Since I’m new around here, you should know a few things about me. First, I am not an endurance racer. I’m partial to cyclocross, where I can burn hot and fast, nearly throw up from the effort, and be done in an hour. Or even cross-country mountain biking, which is a little longer but generally pretty full gas the whole way. Secondly, I do not consider myself a climber. So it seemed only natural that I would register for Southern Cross, a 55 mile gravel race that gains about 6300 feet of elevation.
In preparation for the race, I set my cross bike up with all. The. Gears. I used a 34/46 crank and an 11/36 cassette. My theory was that it couldn’t hurt to have a bailout gear or two. Or three.
Race day came, and brought with it perfect weather for a bike ride. This early in the season in North Georgia anything can happen, so all the racers were stoked to see a start-time temperature near 40 and a forecasted high of the day in the low 60s.
The pace was high from the gun and the first group was probably up the road pretty quickly. Having started in the back third of the pack, I never saw them. Not being an endurance racer, my focus was set on watching my heart rate and power output and making damn sure that I wasn’t going to blow up well before the finish. We rode for a few miles on pavement before the race quickly turned to dirt. The terrain started undulating immediately, but nothing serious and more confidence building than anything. At about the 11 mile marker we were treated to a 3 mile stretch of singletrack, which had a few punchy climbs but overall was a nice change of pace from the gravel.

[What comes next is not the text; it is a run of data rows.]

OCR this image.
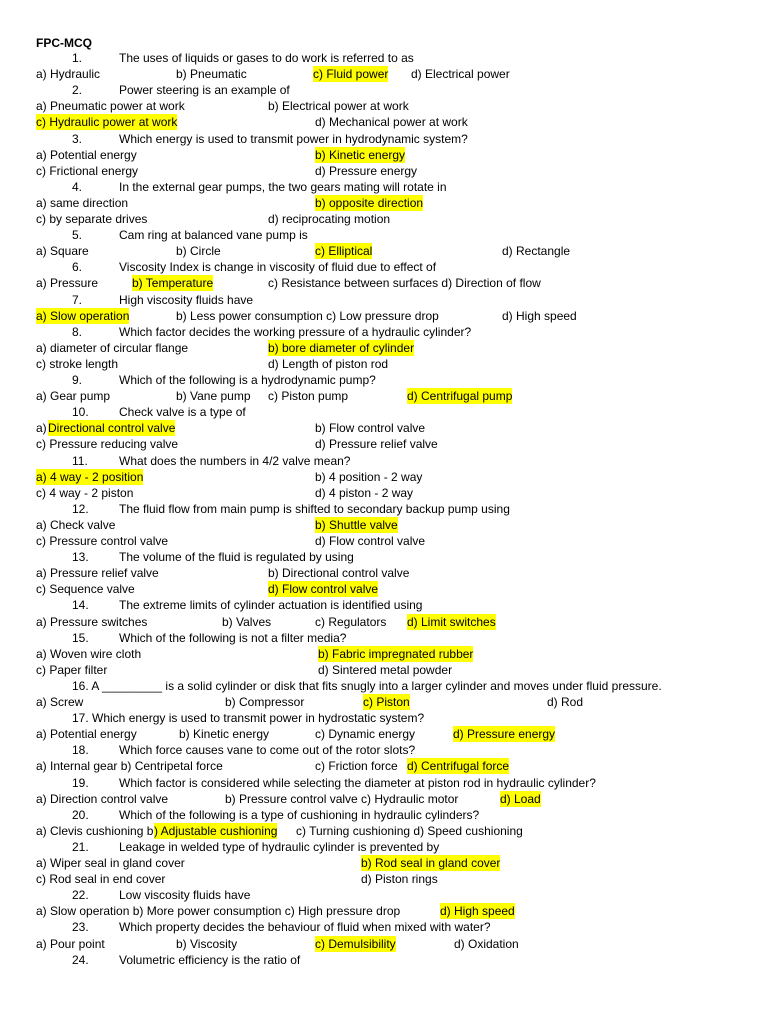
FPC-MCQ
1.	The uses of liquids or gases to do work is referred to as
a) Hydraulic	b) Pneumatic	c) Fluid power d) Electrical power
2.	Power steering is an example of
a) Pneumatic power at work	b) Electrical power at work
c) Hydraulic power at work	d) Mechanical power at work
3.	Which energy is used to transmit power in hydrodynamic system?
a) Potential energy	b) Kinetic energy
c) Frictional energy	d) Pressure energy
4.	In the external gear pumps, the two gears mating will rotate in
a) same direction	b) opposite direction
c) by separate drives	d) reciprocating motion
5.	Cam ring at balanced vane pump is
a) Square	b) Circle	c) Elliptical	d) Rectangle
6.	Viscosity Index is change in viscosity of fluid due to effect of
a) Pressure	b) Temperature	c) Resistance between surfaces d) Direction of flow
7.	High viscosity fluids have
a) Slow operation	b) Less power consumption c) Low pressure drop	d) High speed
8.	Which factor decides the working pressure of a hydraulic cylinder?
a) diameter of circular flange	b) bore diameter of cylinder
c) stroke length	d) Length of piston rod
9.	Which of the following is a hydrodynamic pump?
a) Gear pump	b) Vane pump c) Piston pump	d) Centrifugal pump
10.	Check valve is a type of
a) Directional control valve	b) Flow control valve
c) Pressure reducing valve	d) Pressure relief valve
11.	What does the numbers in 4/2 valve mean?
a) 4 way - 2 position	b) 4 position - 2 way
c) 4 way - 2 piston	d) 4 piston - 2 way
12.	The fluid flow from main pump is shifted to secondary backup pump using
a) Check valve	b) Shuttle valve
c) Pressure control valve	d) Flow control valve
13.	The volume of the fluid is regulated by using
a) Pressure relief valve	b) Directional control valve
c) Sequence valve	d) Flow control valve
14.	The extreme limits of cylinder actuation is identified using
a) Pressure switches	b) Valves	c) Regulators d) Limit switches
15.	Which of the following is not a filter media?
a) Woven wire cloth	b) Fabric impregnated rubber
c) Paper filter	d) Sintered metal powder
16. A _________ is a solid cylinder or disk that fits snugly into a larger cylinder and moves under fluid pressure.
a) Screw	b) Compressor	c) Piston	d) Rod
17. Which energy is used to transmit power in hydrostatic system?
a) Potential energy	b) Kinetic energy	c) Dynamic energy	d) Pressure energy
18.	Which force causes vane to come out of the rotor slots?
a) Internal gear b) Centripetal force	c) Friction force d) Centrifugal force
19.	Which factor is considered while selecting the diameter at piston rod in hydraulic cylinder?
a) Direction control valve	b) Pressure control valve c) Hydraulic motor	d) Load
20.	Which of the following is a type of cushioning in hydraulic cylinders?
a) Clevis cushioning b ) Adjustable cushioning c) Turning cushioning d) Speed cushioning
21.	Leakage in welded type of hydraulic cylinder is prevented by
a) Wiper seal in gland cover	b) Rod seal in gland cover
c) Rod seal in end cover	d) Piston rings
22.	Low viscosity fluids have
a) Slow operation b) More power consumption c) High pressure drop	d) High speed
23.	Which property decides the behaviour of fluid when mixed with water?
a) Pour point	b) Viscosity	c) Demulsibility	d) Oxidation
24.	Volumetric efficiency is the ratio of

Immediately following the singletrack section was the first climb of the race, Winding Stair Gap. The “road” goes up for more than 3 miles with grades reaching well above 10%. This thing is no joke. All my gears came into play, and I was able to climb in relative comfort, passing many racers who were overgeared and relegated to standing and grinding it out. Unfortunately the descent following the climb didn’t offer much opportunity for rest. Every turn had washed out corners, making for interesting line choices in order to avoid a bone jarring chatter over washboard surfaces.
The second climb kind of sneaks up on you. The road is smooth (for gravel), and it winds through a beautiful piece of forest, along a nice little stream. It’s easy to get lost in the scenery, but eventually you realize you’ve been climbing for miles. Like almost 10 miles. Once it tops out though, you know that the rest of the race trends downward and there’s a burrito with your name on it down there somewhere. That “trending down,” though, is going to kick your ass. Every bit as washed out as the first descent, with the lovely addition of babyhead rocks EVERYWHERE. Everyone I spoke to after the race agreed this was the hardest part. After the descent was a short section of road, followed by a forced dismount to cross a stream, a quick, sharp hill, and a cyclocross barrier right at the base of the finishing straight. Because after 55 miles of racing, everyone wants to get off their bike and hop a freaking barrier!
All in all, Southern Cross was a great race. I finished in 4 hours, 21 minutes. Good enough for 17th in my age group and inside the top 50% overall, and I beat my personal goal of 4:30. And at the end of the day I can say I’ve dipped my toes into endurance racing, and the water is fine!